Following several complaints, Bozeman took down the utilities payment page and hired computer forensics firm Lake Missoula Group to investigate.

The local investigators found no evidence of unauthorized activity, and the city went on with business as usual. City Manager Andrea Surratt told the Bozeman Daily Chronicle the city didn’t notify all users at that time because there wasn’t any evidence available.

Superion, however, probed the matter and found evidence of fraudulent activity on the site, but the Florida firm didn’t notify Bozeman until July 3.

The delayed response led Bozeman advocacy firm Pirl to file a Freedom of Information Act to obtain a “complete list of names of people whose information was exposed, all correspondence that discusses the breach, and all documents about how the city found out about the breach and how it’s planning on remedying it,” according to the Daily Chronicle.

Chief Operating Officer Joseph Chyatte said he was unaware of similar pushes for transparency.

“What’s disconcerting to me is that the city admitted receiving complaints of fraudulent transactions for a year and a half and didn’t tell the public until this month,” Chyatte said in a Friday interview.”Our position is, a government works best when it’s transparent. There is some obligation to notify residents when this kind of thing happens.”

Only a handful of municipalities in Oregon used Click2Gov, and chances are fewer will opt for a system plagued by hackers.

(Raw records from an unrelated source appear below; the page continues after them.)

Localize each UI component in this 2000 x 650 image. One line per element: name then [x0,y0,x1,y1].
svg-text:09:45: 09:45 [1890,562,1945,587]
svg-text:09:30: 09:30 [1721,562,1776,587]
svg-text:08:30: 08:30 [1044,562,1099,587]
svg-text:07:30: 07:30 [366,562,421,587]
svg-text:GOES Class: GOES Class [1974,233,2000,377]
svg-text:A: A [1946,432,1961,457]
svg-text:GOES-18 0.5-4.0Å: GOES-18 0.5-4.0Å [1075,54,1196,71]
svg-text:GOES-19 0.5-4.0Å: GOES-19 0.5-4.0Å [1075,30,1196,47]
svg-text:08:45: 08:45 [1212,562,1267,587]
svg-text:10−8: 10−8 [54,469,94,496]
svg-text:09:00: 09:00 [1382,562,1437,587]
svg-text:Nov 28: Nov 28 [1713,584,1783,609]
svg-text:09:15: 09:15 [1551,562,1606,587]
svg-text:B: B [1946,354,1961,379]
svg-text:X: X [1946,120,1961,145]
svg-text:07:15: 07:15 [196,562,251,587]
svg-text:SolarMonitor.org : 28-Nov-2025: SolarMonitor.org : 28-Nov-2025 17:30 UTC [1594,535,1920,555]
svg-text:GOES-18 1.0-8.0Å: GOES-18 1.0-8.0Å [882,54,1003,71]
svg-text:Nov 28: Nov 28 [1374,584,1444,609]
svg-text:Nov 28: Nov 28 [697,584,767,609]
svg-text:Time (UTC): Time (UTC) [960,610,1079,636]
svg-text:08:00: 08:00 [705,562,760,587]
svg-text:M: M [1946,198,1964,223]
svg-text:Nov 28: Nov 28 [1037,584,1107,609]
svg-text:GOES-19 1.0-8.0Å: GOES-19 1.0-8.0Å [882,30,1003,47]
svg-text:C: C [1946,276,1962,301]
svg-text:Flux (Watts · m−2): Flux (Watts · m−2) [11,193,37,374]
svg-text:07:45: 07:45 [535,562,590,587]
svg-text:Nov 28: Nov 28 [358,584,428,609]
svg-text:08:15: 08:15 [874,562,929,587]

Ashland Administrative Services Director Mark Welch said the billing system used by his city doesn’t involve customer financial information going through city servers.

“We don’t touch any customers’ financial information and our servers never see it,” Welch said. “Pretty much for this reason; it can be a big nightmare.”

Here is a list of reported Click2Gov data breaches. Others may still be in the investigation period, or have not been publicly reported.

  • Oxnard, California, March 26 to May 29, 2017
  • Lake Worth, Florida, April 3, 2017, to Jan. 22, 2018
  • Goodyear, Arizona, June 13, 2017 to May 5, 2018
  • Oceanside, California, July 1 to Aug. 13, 2017
  • Bozeman, Montana, July 1, 2017, and Oct. 24, 2017
  • Beaumont, Texas, Aug. 1-24, 2017
  • Ormond Beach, Florida, Aug. 14 to Oct. 4, 2017
  • Fond du Lac, Wisconsin, August to October, 2017
  • Wellington, Florida, Nov. 28, 2017 to June 4
  • Okaloosa County, Florida, December 2017 to March 2018
  • Midland, Texas, December 2017 to June 2018
  • Thousand Oaks, California, Jan. 4-10, 2018
  • Medford, Oregon, Feb. 18 to March 14, 2018, and March 29 to April 16, 2018
  • Midwest City, Oklahoma, May 25 to June 21, 2018.

It’s not clear exactly which Click2Gov breaches were first detected, when red flags went up, or when they were first confirmed.

Superion is a Vista Equity partner. What potentially muddies the water for Click2Gov customers is a merger announced this week put together by Bain Capital and Vista Equity Partners. The multibillion-dollar private equity firms have combined Superion with San Diego-based TriTech and Alpharetta, Georgia-based Aptean to create a company providing software and services for public safety and government management in about 5,500 communities and jurisdictions, covering about three-quarters of the U.S. population.